Belfort : Une aide-soignante condamnée pour avoir drogué ses collègues

CORRECTIONNELLE Elle a écopé de deux ans de prison avec sursis

T.G. avec AFP

— 

L'entrée de l'hôpital Nord-Franche-Comté.
L'entrée de l'hôpital Nord-Franche-Comté. — Brigitte Perignon
  • Une aide-soignante de l’hôpital Nord-Franche-Comté a été condamnée à deux ans de prison avec sursis.
  • Elle était poursuivie pour « administration de substance nuisible à un professionnel de santé ».
  • Entre 2014 et 2019, elle a injecté un antalgique et un neuroleptique dans les boissons de ses collègues

L’histoire avait fait grand bruit il y a près de deux ans. En septembre 2019, une aide-soignante de l’hôpital Nord Franche-Comté avait été surprise par ses collègues en train d’injecter un produit dans leurs bouteilles. Gravement malade, elle a été condamnée mercredi par le tribunal correctionnel de Belfort à une peine de deux ans d’emprisonnement avec sursis

« Elle sera condamnée par la justice des hommes, mais elle est d’ores et déjà condamnée par la maladie », a plaidé son avocate Me Stéphanie Quenot, alors qu’un « compte à rebours est engagé concernant l’état de santé » de cette femme de 57 ans atteinte d’une tumeur incurable au cerveau.

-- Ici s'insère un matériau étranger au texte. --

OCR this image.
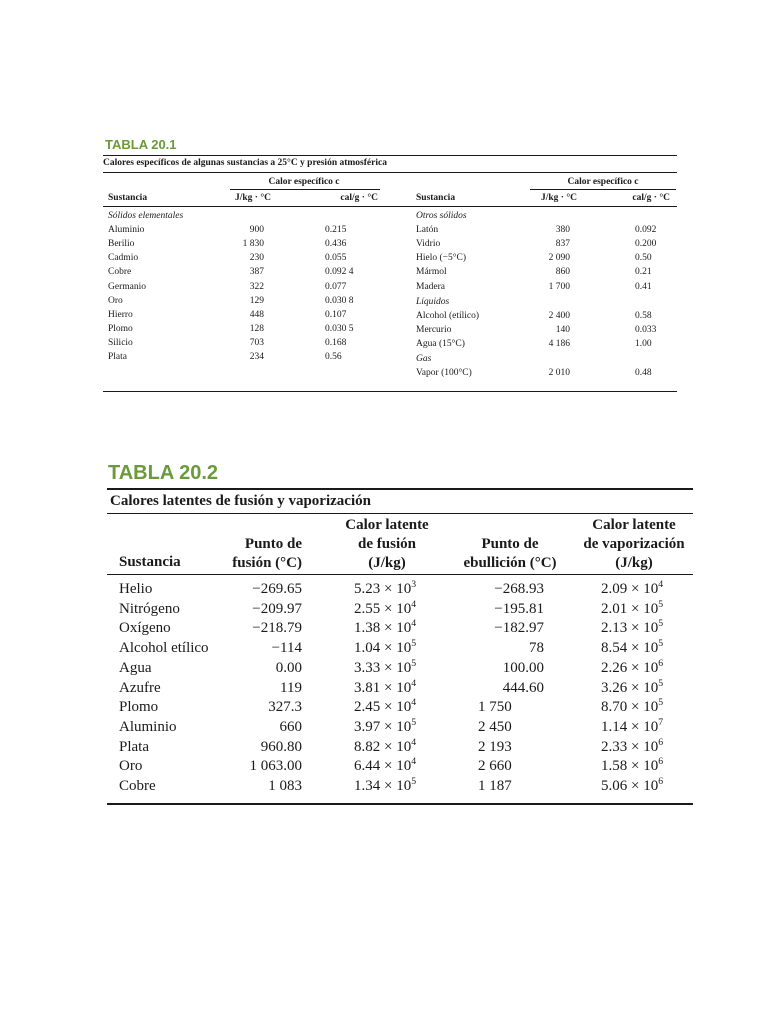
TABLA 20.1
Calores específicos de algunas sustancias a 25°C y presión atmosférica
Calor específico c	Calor específico c
Sustancia	J/kg · °C	cal/g · °C	Sustancia	J/kg · °C	cal/g · °C
Sólidos elementales
Aluminio	900	0.215
Berilio	1 830	0.436
Cadmio	230	0.055
Cobre	387	0.092 4
Germanio	322	0.077
Oro	129	0.030 8
Hierro	448	0.107
Plomo	128	0.030 5
Silicio	703	0.168
Plata	234	0.56
Otros sólidos
Latón	380	0.092
Vidrio	837	0.200
Hielo (−5°C)	2 090	0.50
Mármol	860	0.21
Madera	1 700	0.41
Líquidos
Alcohol (etílico)	2 400	0.58
Mercurio	140	0.033
Agua (15°C)	4 186	1.00
Gas
Vapor (100°C)	2 010	0.48
TABLA 20.2
Calores latentes de fusión y vaporización
Sustancia
Punto de
fusión (°C)
Calor latente
de fusión
(J/kg)
Punto de
ebullición (°C)
Calor latente
de vaporización
(J/kg)
Helio	−269.65	$5.23 \times 10^3$	−268.93	$2.09 \times 10^4$
Nitrógeno	−209.97	$2.55 \times 10^4$	−195.81	$2.01 \times 10^5$
Oxígeno	−218.79	$1.38 \times 10^4$	−182.97	$2.13 \times 10^5$
Alcohol etílico	−114	$1.04 \times 10^5$	78	$8.54 \times 10^5$
Agua	0.00	$3.33 \times 10^5$	100.00	$2.26 \times 10^6$
Azufre	119	$3.81 \times 10^4$	444.60	$3.26 \times 10^5$
Plomo	327.3	$2.45 \times 10^4$	1 750	$8.70 \times 10^5$
Aluminio	660	$3.97 \times 10^5$	2 450	$1.14 \times 10^7$
Plata	960.80	$8.82 \times 10^4$	2 193	$2.33 \times 10^6$
Oro	1 063.00	$6.44 \times 10^4$	2 660	$1.58 \times 10^6$
Cobre	1 083	$1.34 \times 10^5$	1 187	$5.06 \times 10^6$
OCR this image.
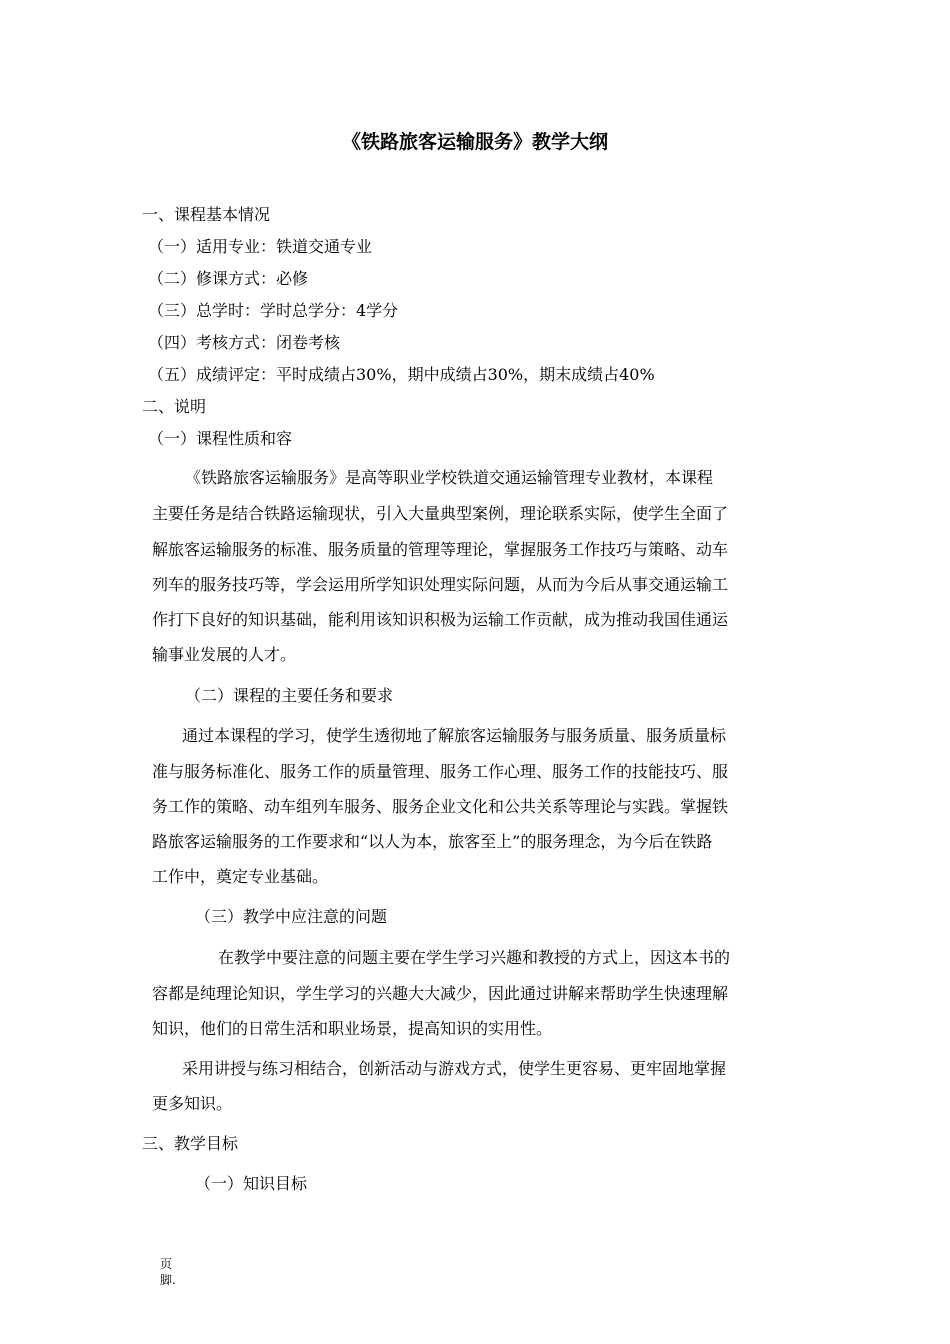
《铁路旅客运输服务》教学大纲
一、课程基本情况
（一）适用专业：铁道交通专业
（二）修课方式：必修
（三）总学时：学时总学分：4学分
（四）考核方式：闭卷考核
（五）成绩评定：平时成绩占30%，期中成绩占30%，期末成绩占40%
二、说明
（一）课程性质和容
《铁路旅客运输服务》是高等职业学校铁道交通运输管理专业教材，本课程
主要任务是结合铁路运输现状，引入大量典型案例，理论联系实际，使学生全面了
解旅客运输服务的标准、服务质量的管理等理论，掌握服务工作技巧与策略、动车
列车的服务技巧等，学会运用所学知识处理实际问题，从而为今后从事交通运输工
作打下良好的知识基础，能利用该知识积极为运输工作贡献，成为推动我国佳通运
输事业发展的人才。
（二）课程的主要任务和要求
通过本课程的学习，使学生透彻地了解旅客运输服务与服务质量、服务质量标
准与服务标准化、服务工作的质量管理、服务工作心理、服务工作的技能技巧、服
务工作的策略、动车组列车服务、服务企业文化和公共关系等理论与实践。掌握铁
路旅客运输服务的工作要求和“以人为本，旅客至上”的服务理念，为今后在铁路
工作中，奠定专业基础。
（三）教学中应注意的问题
在教学中要注意的问题主要在学生学习兴趣和教授的方式上，因这本书的
容都是纯理论知识，学生学习的兴趣大大减少，因此通过讲解来帮助学生快速理解
知识，他们的日常生活和职业场景，提高知识的实用性。
采用讲授与练习相结合，创新活动与游戏方式，使学生更容易、更牢固地掌握
更多知识。
三、教学目标
（一）知识目标
页
脚.
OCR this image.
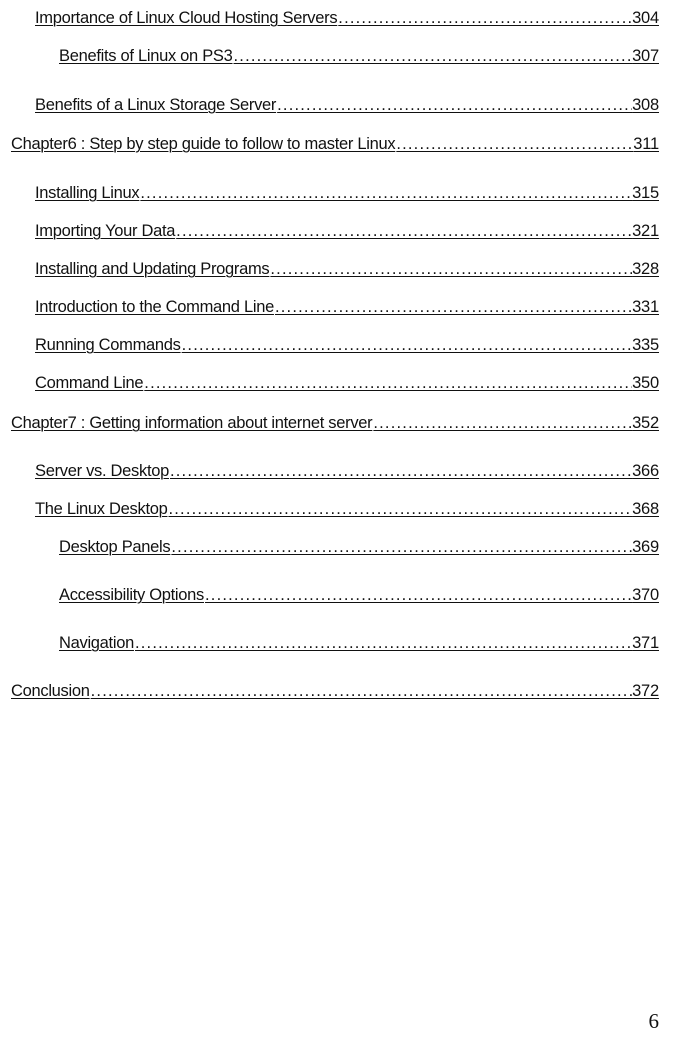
Importance of Linux Cloud Hosting Servers .....	304
Benefits of Linux on PS3 .....	307
Benefits of a Linux Storage Server .....	308
Chapter6 : Step by step guide to follow to master Linux .....	311
Installing Linux .....	315
Importing Your Data .....	321
Installing and Updating Programs .....	328
Introduction to the Command Line .....	331
Running Commands .....	335
Command Line .....	350
Chapter7 : Getting information about internet server .....	352
Server vs. Desktop .....	366
The Linux Desktop .....	368
Desktop Panels .....	369
Accessibility Options .....	370
Navigation .....	371
Conclusion .....	372
6
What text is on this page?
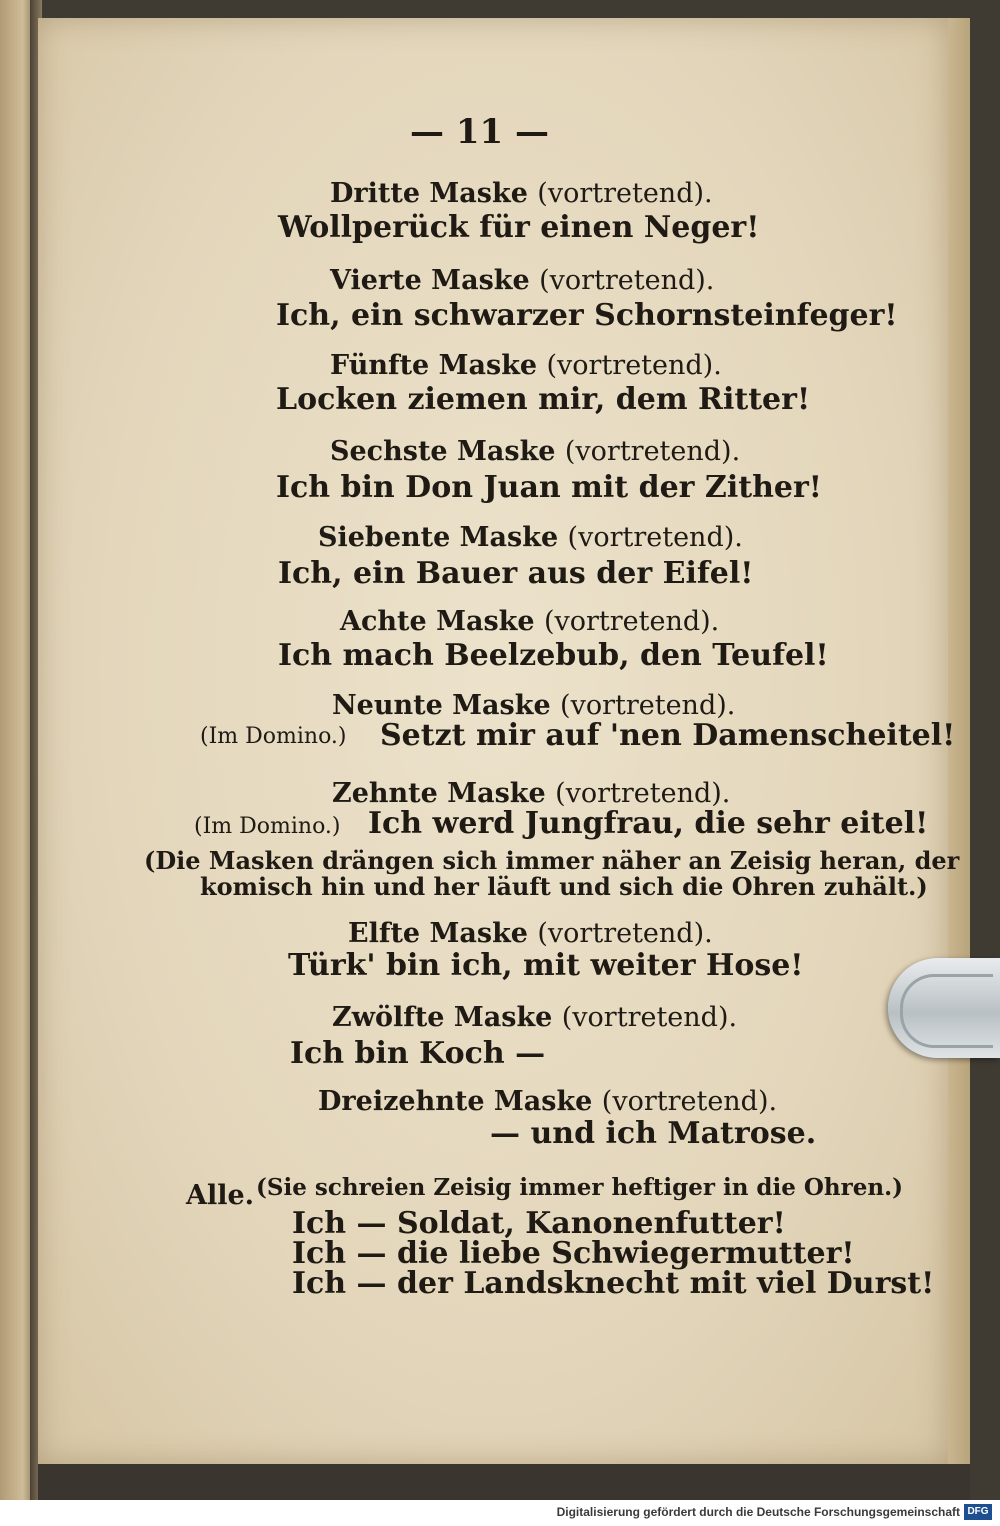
— 11 —
Dritte Maske (vortretend).
Wollperück für einen Neger!
Vierte Maske (vortretend).
Ich, ein schwarzer Schornsteinfeger!
Fünfte Maske (vortretend).
Locken ziemen mir, dem Ritter!
Sechste Maske (vortretend).
Ich bin Don Juan mit der Zither!
Siebente Maske (vortretend).
Ich, ein Bauer aus der Eifel!
Achte Maske (vortretend).
Ich mach Beelzebub, den Teufel!
Neunte Maske (vortretend).
(Im Domino.) Setzt mir auf 'nen Damenscheitel!
Zehnte Maske (vortretend).
(Im Domino.) Ich werd Jungfrau, die sehr eitel!
(Die Masken drängen sich immer näher an Zeisig heran, der
komisch hin und her läuft und sich die Ohren zuhält.)
Elfte Maske (vortretend).
Türk' bin ich, mit weiter Hose!
Zwölfte Maske (vortretend).
Ich bin Koch —
Dreizehnte Maske (vortretend).
— und ich Matrose.
Alle. (Sie schreien Zeisig immer heftiger in die Ohren.)
Ich — Soldat, Kanonenfutter!
Ich — die liebe Schwiegermutter!
Ich — der Landsknecht mit viel Durst!
Digitalisierung gefördert durch die Deutsche Forschungsgemeinschaft DFG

La prévenue, poursuivie pour « administration de substance nuisible à un professionnel de santé », n’était pas présente à l’audience. Elle a reconnu lors de l’enquête avoir « seringué » les bouteilles de ses collègues « un peu au hasard » en salle de repos ou dans le réfrigérateur du service, sans parvenir à expliquer ses actes.

« Il est acquis que les victimes n’auront aucune réponse à leurs questions, car ses agissements sont inexplicables », a regretté le procureur Eric Plantier, avant de requérir trois ans d’emprisonnement avec sursis.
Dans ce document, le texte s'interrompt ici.